DUBAI: After more than a decade of war, and a succession of devastating earthquakes just hours apart which killed thousands, Syrians are now facing yet another life-threatening crisis — this time an outbreak of cholera.
The Red Cross had already been monitoring northern Syria due to concerns of an outbreak late last year.
"We were concerned last December because of the cholera outbreak already in the north of Syria. And we have tried to maintain water provision systems up and running despite this erosion of this critical infrastructure. And because of poor water, we have a concern of a new outbreak," Gilles Carbonnier, vice president of the International Committee of the Red Cross, told Arab News on the sidelines of the World Government Summit in Dubai.
When the Feb. 6 quake ripped through the border area where Turkiye and Syria meet — killing tens of thousands — further fears of another outbreak followed, Carbonnier said.
The decades-old water pumping system in the region was already fragile after years of neglect as the war developed, so when the earthquake struck, it was inevitable that the force would be too much for it to bear.
Moreover, over the war years Syria has seen a movement of its population; people have been displaced as different factions in the war continue to fight.
This constant movement has placed a further burden on both the water provision system and the wastewater treatment systems.
There has been concern voiced by some that Syria has not been able to count on the expected degree of support following the earthquakes.
But Carbonnier said the Red Cross had used its neutral stance to negotiate with various parties to allow its workers into areas held by all sides - rebels, regime and jihadists - to enable its workforce to help.
The Red Cross gaining access to Syria’s worst-hit areas means that communities can now receive essential drugs, medicine and medical equipment, Carbonnier said, adding that some of the chemicals needed to purify water were also being allowed in.
Of course, in an area like Syria, the situation is not straightforward — there are not just two sides.
So gaining access to areas requires persistence and effort in often life-threatening situations.
The Red Cross is not affiliated to any political body, or country. It operates under a strict rule of neutrality, focusing on gaining the trust not only of the people it wants to help, but also the often hostile forces which are present where those people are living.
“Syria is exactly the same: We have always engaged in a confidential dialogue,” Carbonnier said.
“We are not an advocacy organization. Our role is not to speak out publicly. We have a role to deliver on the ground.”
A delegation of the Red Cross has spent the past week in Syria negotiating access to those hit by the quake.
Carbonnier added: “And today what we say is that humanitarian aid must not be politicized.”
He said that the humanitarian effort must be focused on helping those who need it, whoever and wherever they are.
He said: “It’s not known precisely how many people are trapped under the rubble in the vast quake zone — years of war in Syria have made it nearly impossible for there to be an accurate record of precisely how many people might be missing or dead.”
The problem is made worse by the internal displacement of millions who are constantly on the move as they flee the war.

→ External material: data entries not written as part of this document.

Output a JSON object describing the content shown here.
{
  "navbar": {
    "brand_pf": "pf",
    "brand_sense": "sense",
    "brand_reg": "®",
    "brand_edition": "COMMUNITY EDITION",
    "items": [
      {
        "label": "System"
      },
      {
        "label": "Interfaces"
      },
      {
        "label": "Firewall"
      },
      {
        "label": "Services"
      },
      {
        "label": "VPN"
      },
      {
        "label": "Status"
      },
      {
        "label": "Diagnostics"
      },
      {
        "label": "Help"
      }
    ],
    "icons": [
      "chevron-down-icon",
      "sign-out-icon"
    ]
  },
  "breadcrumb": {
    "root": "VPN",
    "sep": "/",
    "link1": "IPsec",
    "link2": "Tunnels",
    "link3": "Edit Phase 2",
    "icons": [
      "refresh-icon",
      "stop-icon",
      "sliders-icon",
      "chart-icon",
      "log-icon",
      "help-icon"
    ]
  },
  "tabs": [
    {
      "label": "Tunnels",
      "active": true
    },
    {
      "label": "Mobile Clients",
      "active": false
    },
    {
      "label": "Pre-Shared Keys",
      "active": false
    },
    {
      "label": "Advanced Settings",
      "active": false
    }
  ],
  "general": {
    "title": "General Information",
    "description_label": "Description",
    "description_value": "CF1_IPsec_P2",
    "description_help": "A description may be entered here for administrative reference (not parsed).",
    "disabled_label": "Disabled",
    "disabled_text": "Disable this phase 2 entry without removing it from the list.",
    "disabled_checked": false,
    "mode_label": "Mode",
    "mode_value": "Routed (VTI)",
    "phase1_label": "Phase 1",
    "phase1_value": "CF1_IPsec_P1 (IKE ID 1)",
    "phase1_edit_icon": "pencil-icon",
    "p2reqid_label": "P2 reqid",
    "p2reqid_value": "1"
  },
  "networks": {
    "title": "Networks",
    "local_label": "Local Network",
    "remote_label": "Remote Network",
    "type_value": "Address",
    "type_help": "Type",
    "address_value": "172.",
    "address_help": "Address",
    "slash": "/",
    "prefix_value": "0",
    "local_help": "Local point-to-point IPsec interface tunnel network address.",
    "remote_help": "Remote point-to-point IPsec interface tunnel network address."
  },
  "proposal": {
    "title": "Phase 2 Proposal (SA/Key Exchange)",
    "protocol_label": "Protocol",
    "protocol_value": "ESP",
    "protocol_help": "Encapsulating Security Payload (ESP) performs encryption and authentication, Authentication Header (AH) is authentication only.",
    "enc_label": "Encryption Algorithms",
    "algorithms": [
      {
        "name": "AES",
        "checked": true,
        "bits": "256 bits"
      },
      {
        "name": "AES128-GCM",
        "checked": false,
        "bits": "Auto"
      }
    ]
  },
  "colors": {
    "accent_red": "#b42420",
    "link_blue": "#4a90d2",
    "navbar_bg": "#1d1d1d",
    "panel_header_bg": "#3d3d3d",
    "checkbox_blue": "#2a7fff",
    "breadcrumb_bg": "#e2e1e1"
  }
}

But the Red Cross is attempting to offer some help, by aiding people who have lost contact with loved ones. There is no guarantee that these people will be found, or whether they will still be alive.
But, Carbonnier said, the knowledge of what has happened to a lost relative, while it may be upsetting, can provide some level of closure and an end to the heartbreak of simply not knowing.
He said: “We have seen that for families, the worst that can happen is to spend years without any knowledge.
“Even if the news is the death of a loved one, it’s really much better to get this news as soon as possible to start the grieving period, rather than to spend years hoping.”
When pressed on how high the earthquake’s death toll may eventually turn out to be, Carbonnier would not guess, but said it would likely continue to grow, and added “the number keeps growing every day.”
He said the requirements for help and relief were huge, and acknowledged the aid already dispatched by Saudi Arabia and the UAE, as well as other Arab nations, describing the reaction as a “global solidarity movement.”
He added: “We have a strong movement of generosity. And it is key that, you know, we are able then to deliver.”
He said the aid was essential as the Red Cross was working in Syria based on a “budget that we had foreseen for this year.”
He added: “We really need a budget extension.”